Science
2,000 earthquakes in 1 day off Canada coast suggest the ocean floor is ripping apart, scientists say
Almost 2,000 earthquakes rocked a spot off the coast of Canada in a single day earlier this month, which could be a sign that new oceanic crust is about to be birthed via a deep sea magmatic rupture.
The quakes aren't any threat to people. They're relatively small and centered on a spot called the Endeavour site, about 150 miles (240 kilometers) off the coast of Vancouver Island. This spot hosts a number of hydrothermal vents and sits on the Juan de Fuca Ridge, where the ocean floor is spreading apart. This area is separate from the subduction zone — a region where one tectonic plate is sinking into the mantle underneath another plate — closer to the coast that can create large, destructive earthquakes, said Zoe Krauss, a doctoral candidate in marine geophysics in the University of Washington.

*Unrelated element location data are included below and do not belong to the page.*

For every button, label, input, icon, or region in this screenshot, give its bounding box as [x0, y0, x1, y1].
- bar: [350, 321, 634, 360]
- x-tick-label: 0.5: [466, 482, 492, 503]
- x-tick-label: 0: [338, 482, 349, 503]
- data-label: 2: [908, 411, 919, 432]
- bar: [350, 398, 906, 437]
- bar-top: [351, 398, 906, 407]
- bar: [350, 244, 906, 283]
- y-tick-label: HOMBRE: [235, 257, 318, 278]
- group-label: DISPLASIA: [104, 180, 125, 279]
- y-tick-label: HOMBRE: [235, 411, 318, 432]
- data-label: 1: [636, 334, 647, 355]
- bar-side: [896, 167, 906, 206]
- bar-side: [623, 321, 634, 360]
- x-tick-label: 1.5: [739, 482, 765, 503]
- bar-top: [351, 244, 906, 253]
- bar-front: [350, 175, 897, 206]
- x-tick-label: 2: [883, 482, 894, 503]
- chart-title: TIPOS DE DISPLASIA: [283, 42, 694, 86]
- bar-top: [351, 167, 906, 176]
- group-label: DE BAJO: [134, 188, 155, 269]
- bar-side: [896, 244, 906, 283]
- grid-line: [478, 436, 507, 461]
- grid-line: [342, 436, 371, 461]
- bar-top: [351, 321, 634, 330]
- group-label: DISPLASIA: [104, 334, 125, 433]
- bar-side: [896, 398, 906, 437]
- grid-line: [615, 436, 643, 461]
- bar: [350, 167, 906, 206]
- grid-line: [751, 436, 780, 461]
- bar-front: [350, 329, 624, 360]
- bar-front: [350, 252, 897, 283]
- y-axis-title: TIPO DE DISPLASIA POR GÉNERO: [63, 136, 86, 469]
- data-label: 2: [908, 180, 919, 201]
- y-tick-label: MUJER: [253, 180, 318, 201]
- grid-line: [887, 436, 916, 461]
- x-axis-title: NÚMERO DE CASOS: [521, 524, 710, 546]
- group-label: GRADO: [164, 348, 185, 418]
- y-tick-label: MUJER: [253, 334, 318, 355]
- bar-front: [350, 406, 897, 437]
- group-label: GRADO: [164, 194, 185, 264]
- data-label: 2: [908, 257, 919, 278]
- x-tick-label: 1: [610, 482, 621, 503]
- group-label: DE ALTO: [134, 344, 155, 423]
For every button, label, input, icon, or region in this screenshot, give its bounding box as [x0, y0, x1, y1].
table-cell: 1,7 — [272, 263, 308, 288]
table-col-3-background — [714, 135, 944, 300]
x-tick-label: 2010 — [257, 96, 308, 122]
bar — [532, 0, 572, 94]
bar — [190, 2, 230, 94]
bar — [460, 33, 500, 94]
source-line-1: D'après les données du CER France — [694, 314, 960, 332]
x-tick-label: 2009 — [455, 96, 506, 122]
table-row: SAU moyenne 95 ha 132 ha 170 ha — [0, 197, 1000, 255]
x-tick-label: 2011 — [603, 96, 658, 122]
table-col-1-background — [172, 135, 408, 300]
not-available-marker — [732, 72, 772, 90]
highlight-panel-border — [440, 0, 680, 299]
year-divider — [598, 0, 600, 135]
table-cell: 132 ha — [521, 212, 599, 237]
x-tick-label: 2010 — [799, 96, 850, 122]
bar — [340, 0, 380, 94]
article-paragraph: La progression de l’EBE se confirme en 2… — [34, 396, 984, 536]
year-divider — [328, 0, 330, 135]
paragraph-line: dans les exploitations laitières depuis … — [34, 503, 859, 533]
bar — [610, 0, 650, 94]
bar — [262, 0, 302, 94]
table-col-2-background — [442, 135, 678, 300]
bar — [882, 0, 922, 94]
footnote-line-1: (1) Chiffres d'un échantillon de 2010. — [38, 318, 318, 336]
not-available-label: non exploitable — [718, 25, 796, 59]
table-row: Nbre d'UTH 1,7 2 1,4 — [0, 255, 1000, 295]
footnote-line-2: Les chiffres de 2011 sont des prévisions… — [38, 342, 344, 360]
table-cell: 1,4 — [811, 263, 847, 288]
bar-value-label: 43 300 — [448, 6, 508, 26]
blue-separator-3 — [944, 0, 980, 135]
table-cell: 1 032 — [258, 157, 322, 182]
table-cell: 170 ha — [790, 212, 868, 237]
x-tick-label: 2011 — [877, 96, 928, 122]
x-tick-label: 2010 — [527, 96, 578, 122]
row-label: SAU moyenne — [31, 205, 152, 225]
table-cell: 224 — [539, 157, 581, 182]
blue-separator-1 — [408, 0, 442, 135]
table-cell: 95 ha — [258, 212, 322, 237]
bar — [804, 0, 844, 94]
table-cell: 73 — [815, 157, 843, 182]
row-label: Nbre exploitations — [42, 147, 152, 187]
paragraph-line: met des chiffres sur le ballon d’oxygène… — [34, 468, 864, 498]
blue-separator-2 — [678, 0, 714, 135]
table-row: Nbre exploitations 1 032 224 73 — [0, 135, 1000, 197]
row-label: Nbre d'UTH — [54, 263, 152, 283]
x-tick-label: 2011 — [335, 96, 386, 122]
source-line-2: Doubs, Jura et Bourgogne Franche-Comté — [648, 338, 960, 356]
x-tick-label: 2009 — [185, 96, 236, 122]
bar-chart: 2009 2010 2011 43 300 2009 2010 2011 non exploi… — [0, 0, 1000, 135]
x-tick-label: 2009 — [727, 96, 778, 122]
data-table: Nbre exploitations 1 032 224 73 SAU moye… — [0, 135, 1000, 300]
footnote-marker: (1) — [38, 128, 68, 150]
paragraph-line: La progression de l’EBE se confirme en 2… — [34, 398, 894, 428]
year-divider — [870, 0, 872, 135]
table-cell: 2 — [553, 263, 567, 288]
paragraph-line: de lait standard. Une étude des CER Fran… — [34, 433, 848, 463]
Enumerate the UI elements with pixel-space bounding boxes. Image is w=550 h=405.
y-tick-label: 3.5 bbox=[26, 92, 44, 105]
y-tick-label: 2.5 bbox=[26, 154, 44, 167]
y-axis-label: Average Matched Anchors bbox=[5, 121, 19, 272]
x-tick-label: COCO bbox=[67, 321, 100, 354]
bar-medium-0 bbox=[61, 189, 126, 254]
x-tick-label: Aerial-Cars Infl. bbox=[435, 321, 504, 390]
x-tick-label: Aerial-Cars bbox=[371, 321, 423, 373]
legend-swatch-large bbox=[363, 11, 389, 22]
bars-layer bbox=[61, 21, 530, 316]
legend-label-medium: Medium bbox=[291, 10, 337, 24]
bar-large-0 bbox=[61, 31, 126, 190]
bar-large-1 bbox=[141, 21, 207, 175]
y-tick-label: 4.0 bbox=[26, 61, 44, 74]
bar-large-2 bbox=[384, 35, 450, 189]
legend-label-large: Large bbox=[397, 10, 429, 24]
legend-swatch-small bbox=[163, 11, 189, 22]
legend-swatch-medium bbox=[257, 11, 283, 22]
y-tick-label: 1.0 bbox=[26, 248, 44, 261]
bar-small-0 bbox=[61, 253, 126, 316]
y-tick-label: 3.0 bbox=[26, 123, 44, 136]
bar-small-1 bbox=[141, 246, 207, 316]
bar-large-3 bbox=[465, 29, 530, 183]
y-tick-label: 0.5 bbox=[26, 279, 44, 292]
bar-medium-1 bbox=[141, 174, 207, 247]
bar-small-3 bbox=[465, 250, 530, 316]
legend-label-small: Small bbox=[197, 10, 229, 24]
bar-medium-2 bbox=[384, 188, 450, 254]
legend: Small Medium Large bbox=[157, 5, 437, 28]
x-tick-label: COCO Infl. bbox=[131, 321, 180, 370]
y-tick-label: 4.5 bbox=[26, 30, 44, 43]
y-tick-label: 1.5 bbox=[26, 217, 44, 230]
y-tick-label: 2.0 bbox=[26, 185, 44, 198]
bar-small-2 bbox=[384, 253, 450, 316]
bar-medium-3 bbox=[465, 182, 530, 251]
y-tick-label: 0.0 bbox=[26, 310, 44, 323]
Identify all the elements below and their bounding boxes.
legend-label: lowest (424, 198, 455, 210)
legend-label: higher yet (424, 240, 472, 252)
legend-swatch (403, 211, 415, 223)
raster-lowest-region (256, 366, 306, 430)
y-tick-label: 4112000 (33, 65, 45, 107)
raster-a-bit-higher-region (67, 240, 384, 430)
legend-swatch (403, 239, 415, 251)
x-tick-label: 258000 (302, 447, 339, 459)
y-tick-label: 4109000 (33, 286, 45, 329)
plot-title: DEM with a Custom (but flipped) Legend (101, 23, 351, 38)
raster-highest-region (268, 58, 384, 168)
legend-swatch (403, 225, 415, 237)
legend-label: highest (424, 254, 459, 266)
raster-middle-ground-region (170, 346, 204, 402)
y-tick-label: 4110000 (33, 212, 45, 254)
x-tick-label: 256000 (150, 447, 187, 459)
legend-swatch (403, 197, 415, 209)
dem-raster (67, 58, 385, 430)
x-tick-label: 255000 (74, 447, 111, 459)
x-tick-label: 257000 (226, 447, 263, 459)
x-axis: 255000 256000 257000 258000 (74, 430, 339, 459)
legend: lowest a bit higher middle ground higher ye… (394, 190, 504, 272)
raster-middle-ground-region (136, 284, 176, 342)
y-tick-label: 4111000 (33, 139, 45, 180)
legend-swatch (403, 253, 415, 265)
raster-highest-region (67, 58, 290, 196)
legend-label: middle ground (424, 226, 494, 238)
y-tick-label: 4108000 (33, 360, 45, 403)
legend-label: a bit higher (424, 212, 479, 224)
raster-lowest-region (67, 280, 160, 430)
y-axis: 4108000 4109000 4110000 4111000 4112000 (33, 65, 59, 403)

"Mid-ocean ridges aren't actually capable of producing that large of earthquakes, not too far above a magnitude five," Krauss told Live Science. "This is not going to trigger 'the big one' on the subduction zone."
The quakes are interesting scientifically because they can reveal details about how the ocean floor pulls apart and new crust forms, Krauss said. At the Endeavour site, the Pacific plate and the Juan de Fuca plate are pulling apart. This stretching creates long, linear fault lines and thins the crust, enabling magma to rise up. When the magma reaches the surface, it cools and hardens, becoming new ocean crust.
The Endeavour site is monitored continuously as part of the North-East Pacific Time-series Undersea Networked Experiments (NEPTUNE), run by Ocean Networks Canada. Since 2018, the region has become more seismically active, Krauss said. On March 6, however, the activity went wild, with at least 200 small earthquakes shaking the seafloor per hour. In all, the researchers detected about 1,850 quakes in a single day.
"The vast majority are less than magnitude one. They’re these little pops," Krauss said. "But it’s pretty cool because it allows us to track where things are happening, where things are breaking and where things are moving around."
Krauss said the most likely reason for the quakes is that the seafloor is stretched to its maximum extent and has built up a great deal of stress. At the Endeavour site, this happens when the plates pull apart by about 3.3 feet (1 meter), she said, and the stress is ultimately relieved when magma rises up into the thinned crust and cools.